What Are Neuronal and Mixed Neuronal-Glial Tumors?

Neuronal and mixed neuronal-glial tumors are rare growths that form in the brain or spinal cord. These tumors affect the central nervous system, which controls movement, thinking, sensation, and many body functions.

The exact cause of these tumors is not fully known. Researchers continue to study possible genetic changes and other factors that may play a role. These tumors can occur in both children and adults.

Symptoms

Symptoms can vary depending on where the tumor develops and how large it becomes. Some people notice symptoms gradually, while others develop problems more suddenly.

Common symptoms may include:

• Seizures
• Headaches
• Nausea or vomiting
• Dizziness
• Problems with balance or coordination
• Difficulty walking
• Vision changes
• Trouble thinking clearly or memory changes
• Personality or behavior changes
• Increased sleepiness or fatigue

How Is It Diagnosed?

Healthcare providers begin with a detailed medical history and neurological exam. During the exam, they may test reflexes, coordination, strength, balance, and memory.

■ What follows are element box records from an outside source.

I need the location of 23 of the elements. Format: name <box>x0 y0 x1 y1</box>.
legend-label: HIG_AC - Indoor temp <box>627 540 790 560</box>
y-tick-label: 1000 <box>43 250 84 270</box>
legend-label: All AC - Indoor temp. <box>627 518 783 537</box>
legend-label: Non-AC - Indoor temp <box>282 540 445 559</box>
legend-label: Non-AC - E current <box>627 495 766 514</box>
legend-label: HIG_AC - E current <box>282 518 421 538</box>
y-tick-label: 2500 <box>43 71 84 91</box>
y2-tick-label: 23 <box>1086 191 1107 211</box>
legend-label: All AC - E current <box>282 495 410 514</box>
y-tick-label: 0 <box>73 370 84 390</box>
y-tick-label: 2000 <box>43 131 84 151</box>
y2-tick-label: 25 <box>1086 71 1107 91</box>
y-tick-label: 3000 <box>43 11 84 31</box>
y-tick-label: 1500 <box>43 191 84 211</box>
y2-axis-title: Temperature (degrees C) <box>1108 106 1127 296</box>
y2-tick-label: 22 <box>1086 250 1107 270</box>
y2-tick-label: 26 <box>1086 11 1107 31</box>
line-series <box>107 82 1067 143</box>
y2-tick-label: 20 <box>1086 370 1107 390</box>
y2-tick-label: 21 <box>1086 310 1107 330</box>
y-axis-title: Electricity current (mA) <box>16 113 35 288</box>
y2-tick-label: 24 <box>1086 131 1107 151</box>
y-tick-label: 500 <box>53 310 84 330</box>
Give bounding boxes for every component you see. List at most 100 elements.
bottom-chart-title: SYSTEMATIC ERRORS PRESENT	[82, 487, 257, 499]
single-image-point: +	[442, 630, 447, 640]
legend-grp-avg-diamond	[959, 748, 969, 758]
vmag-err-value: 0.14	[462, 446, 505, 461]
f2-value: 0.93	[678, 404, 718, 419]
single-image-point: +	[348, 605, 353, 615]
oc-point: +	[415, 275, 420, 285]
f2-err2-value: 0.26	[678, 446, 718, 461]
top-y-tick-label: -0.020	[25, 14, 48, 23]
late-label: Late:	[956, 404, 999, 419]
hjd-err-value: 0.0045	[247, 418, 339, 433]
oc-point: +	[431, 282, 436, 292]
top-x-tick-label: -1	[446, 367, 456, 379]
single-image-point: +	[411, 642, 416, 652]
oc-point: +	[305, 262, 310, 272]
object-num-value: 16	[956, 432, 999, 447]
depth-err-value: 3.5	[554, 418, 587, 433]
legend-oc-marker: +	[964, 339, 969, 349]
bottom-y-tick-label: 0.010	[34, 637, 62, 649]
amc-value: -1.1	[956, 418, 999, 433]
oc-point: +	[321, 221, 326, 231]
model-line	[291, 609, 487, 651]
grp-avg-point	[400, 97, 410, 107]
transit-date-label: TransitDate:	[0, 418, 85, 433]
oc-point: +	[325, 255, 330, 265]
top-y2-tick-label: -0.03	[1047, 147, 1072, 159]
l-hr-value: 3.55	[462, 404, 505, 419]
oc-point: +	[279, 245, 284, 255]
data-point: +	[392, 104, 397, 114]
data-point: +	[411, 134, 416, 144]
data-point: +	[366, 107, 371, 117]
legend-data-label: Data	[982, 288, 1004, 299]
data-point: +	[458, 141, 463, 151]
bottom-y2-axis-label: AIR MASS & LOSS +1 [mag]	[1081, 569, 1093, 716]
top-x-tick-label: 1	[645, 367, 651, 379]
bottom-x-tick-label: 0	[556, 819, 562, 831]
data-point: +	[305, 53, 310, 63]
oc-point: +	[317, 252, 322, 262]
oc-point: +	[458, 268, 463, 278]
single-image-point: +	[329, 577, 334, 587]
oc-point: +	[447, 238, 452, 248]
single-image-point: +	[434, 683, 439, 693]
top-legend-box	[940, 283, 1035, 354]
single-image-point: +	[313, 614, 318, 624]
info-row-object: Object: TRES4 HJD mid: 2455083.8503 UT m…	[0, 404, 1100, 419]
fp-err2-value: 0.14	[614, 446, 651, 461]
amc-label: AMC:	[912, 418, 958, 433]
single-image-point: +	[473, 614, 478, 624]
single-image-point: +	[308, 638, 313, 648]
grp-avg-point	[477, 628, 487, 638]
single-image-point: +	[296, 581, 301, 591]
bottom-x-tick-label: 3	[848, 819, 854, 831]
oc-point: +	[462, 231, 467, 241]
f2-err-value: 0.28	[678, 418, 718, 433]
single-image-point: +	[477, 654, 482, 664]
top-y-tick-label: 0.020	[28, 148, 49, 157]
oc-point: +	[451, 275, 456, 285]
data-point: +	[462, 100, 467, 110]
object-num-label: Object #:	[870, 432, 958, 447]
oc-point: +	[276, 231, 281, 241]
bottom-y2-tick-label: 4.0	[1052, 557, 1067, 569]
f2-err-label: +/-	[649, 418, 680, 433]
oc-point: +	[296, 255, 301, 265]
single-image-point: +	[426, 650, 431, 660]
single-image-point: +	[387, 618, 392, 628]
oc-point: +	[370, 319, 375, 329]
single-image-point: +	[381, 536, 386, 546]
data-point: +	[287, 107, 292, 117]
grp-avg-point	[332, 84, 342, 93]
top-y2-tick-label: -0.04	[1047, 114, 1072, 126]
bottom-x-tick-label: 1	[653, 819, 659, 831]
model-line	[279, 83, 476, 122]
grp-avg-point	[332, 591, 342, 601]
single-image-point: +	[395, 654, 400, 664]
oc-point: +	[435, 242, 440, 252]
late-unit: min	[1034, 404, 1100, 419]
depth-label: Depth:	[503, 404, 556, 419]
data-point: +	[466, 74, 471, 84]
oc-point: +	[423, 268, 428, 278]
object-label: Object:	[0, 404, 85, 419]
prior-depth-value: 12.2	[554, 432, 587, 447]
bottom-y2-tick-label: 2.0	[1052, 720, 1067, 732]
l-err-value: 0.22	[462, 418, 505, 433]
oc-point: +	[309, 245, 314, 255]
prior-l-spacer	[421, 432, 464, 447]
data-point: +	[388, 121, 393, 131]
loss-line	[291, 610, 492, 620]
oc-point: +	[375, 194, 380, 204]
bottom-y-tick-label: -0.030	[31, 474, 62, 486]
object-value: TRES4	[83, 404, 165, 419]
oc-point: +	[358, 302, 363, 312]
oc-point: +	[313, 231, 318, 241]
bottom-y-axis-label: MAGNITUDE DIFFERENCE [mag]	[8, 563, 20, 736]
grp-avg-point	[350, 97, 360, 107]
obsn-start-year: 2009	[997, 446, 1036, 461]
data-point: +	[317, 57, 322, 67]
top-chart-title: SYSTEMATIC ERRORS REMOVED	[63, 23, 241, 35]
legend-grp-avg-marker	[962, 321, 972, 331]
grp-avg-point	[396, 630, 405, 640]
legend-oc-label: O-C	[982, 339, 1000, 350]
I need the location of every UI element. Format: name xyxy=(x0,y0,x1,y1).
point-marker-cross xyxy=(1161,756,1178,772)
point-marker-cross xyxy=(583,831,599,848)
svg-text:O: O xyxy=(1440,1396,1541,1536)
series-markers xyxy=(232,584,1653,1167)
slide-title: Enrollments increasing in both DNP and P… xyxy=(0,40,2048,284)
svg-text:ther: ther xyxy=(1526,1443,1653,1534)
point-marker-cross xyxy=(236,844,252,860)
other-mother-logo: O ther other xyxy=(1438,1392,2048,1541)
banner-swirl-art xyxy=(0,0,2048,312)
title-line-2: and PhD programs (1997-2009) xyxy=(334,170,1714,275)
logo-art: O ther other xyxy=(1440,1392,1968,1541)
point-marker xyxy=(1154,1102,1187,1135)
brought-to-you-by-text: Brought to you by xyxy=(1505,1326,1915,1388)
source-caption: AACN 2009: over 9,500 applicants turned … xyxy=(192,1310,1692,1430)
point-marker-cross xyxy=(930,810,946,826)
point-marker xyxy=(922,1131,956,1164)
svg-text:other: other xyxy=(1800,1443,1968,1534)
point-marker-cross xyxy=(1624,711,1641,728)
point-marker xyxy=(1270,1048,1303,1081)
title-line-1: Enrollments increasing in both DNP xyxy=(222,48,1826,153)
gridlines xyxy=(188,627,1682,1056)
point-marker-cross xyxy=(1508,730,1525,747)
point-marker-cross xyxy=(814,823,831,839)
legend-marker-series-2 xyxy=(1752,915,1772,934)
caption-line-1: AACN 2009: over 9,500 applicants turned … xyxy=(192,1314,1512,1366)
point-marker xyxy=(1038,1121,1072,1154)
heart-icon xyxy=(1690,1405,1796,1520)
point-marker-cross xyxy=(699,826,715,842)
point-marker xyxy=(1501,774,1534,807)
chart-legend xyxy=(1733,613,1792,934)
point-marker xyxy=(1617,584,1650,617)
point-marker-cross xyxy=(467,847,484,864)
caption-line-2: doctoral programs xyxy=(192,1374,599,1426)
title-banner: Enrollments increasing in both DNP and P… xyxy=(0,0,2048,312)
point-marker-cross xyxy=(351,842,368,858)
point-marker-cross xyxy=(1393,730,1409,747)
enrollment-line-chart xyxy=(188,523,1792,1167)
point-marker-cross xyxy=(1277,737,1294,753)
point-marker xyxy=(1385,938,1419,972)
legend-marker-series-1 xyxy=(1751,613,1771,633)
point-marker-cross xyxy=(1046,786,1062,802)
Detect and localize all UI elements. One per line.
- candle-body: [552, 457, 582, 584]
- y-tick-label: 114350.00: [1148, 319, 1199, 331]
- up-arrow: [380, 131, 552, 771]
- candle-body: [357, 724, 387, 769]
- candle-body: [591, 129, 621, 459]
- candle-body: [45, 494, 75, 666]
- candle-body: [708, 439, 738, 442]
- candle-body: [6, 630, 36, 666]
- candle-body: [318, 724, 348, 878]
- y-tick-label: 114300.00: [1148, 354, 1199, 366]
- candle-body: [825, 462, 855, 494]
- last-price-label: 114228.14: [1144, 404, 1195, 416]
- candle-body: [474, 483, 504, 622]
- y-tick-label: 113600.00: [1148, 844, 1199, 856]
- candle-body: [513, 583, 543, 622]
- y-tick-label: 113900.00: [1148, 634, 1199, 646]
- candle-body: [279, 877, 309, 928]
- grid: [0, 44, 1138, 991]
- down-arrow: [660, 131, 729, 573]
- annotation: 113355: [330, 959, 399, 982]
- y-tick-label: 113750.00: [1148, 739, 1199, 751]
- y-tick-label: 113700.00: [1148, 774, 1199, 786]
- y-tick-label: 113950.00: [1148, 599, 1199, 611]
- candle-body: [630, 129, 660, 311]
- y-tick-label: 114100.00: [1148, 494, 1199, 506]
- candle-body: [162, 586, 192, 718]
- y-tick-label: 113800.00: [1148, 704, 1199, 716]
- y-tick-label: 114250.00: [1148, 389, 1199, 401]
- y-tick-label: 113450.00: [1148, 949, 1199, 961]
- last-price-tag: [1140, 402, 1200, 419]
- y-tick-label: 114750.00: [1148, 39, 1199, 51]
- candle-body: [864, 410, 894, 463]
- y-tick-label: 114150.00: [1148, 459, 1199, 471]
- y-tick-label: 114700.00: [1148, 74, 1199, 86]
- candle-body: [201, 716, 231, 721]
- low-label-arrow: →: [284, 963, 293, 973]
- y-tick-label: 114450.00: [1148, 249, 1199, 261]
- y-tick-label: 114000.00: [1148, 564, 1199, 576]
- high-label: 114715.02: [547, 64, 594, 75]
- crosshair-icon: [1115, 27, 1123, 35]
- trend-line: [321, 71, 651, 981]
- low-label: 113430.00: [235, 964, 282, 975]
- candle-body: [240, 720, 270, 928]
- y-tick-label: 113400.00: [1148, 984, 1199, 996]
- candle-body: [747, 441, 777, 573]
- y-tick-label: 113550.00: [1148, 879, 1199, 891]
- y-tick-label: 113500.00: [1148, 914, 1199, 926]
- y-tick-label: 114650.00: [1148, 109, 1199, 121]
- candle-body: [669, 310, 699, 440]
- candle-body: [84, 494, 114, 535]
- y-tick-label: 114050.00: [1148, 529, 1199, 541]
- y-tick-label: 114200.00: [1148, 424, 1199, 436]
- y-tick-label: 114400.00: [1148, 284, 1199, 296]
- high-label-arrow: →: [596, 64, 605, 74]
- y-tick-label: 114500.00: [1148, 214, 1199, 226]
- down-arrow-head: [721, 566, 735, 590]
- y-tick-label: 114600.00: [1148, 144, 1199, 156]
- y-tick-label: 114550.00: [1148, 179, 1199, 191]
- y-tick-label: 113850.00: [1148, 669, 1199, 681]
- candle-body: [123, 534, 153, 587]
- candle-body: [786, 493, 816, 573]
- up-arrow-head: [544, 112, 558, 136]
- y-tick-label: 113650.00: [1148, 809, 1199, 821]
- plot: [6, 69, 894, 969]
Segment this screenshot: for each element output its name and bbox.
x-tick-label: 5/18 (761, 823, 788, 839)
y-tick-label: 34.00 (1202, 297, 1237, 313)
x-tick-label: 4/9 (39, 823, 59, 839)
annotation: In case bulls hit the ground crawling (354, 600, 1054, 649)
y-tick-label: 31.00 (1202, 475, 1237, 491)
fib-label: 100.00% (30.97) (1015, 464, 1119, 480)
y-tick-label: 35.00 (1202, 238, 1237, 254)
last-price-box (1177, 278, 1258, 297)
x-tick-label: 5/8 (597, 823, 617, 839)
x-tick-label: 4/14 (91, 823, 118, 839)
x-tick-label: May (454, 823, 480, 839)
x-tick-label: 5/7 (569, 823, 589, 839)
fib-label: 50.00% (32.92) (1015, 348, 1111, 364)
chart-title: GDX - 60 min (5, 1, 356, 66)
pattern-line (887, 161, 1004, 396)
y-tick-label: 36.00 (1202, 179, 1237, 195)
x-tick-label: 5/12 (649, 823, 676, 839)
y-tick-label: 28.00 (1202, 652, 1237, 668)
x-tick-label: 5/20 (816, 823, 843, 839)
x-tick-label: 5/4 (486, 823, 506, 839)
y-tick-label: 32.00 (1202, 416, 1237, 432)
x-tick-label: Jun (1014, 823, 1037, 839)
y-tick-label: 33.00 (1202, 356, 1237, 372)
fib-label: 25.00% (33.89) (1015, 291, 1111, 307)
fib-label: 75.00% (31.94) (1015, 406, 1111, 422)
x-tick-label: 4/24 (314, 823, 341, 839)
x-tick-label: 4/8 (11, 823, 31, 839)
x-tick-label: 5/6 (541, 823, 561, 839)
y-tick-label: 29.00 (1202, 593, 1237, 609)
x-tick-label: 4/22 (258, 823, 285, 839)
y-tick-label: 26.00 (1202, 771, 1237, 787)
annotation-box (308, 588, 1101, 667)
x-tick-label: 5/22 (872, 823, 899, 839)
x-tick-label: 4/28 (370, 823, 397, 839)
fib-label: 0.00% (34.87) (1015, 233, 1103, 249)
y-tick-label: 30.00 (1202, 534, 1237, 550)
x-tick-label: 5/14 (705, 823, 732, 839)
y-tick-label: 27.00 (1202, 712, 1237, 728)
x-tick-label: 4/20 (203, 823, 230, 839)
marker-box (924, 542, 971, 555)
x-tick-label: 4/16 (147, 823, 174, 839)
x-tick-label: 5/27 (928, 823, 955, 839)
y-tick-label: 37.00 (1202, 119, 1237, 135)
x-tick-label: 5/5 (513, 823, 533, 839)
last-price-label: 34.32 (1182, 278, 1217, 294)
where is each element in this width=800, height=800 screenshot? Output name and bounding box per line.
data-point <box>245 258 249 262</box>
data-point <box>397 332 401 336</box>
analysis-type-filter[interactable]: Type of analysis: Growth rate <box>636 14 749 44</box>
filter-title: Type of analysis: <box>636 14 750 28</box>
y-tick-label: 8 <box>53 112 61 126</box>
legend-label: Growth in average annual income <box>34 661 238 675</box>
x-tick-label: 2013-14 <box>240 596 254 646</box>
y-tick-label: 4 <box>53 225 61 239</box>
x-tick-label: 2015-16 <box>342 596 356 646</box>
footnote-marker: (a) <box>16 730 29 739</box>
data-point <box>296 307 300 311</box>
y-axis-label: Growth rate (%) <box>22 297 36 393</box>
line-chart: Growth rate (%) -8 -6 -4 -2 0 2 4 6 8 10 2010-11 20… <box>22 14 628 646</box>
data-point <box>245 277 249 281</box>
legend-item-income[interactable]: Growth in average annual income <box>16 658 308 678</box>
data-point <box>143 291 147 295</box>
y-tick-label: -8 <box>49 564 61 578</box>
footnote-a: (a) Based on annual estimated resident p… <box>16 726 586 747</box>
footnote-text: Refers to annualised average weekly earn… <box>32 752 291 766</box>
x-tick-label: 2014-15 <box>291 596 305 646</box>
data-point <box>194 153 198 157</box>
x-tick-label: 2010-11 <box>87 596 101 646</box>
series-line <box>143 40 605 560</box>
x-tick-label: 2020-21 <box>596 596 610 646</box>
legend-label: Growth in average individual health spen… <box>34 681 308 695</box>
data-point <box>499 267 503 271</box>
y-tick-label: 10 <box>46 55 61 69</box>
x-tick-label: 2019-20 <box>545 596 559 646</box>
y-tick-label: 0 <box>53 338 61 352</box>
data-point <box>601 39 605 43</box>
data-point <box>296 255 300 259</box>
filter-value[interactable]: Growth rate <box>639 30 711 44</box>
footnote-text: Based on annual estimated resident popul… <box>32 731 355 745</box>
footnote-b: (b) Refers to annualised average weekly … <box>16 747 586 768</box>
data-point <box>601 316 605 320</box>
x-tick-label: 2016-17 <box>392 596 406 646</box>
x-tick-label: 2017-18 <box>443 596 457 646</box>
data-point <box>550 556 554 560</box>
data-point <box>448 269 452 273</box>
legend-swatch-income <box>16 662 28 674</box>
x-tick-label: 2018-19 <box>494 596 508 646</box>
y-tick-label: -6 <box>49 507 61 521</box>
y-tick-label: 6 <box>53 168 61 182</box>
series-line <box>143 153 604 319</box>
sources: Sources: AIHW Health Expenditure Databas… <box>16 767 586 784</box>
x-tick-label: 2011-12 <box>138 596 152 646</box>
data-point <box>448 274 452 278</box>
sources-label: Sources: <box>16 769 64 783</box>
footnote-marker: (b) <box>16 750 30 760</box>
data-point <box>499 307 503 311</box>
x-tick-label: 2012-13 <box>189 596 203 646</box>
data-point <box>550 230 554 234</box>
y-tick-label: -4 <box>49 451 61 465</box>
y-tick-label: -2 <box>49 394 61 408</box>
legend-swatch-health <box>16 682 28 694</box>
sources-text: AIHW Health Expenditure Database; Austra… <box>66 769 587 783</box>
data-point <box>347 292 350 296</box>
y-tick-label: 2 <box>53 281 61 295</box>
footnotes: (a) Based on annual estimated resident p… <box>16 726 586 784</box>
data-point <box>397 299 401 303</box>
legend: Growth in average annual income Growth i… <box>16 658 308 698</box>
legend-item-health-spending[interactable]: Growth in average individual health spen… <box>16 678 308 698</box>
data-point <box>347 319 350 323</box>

Imaging tests are often used to look closely at the brain and spinal cord. These may include:

• MRI scans
• CT scans

In many cases, a biopsy or surgery is needed to confirm the exact tumor type and determine how quickly it may grow.

How Is It Treated?

Treatment depends on the tumor’s size, location, and growth pattern. Surgery is often the first treatment and may successfully remove the tumor completely.

Other treatments may include:

• Radiation therapy
• Chemotherapy
• Medicines to help control seizures or symptoms

Some tumors require ongoing monitoring with regular imaging tests after treatment. Recovery varies from person to person, but many people with low-grade tumors do well after surgery and continued follow-up care.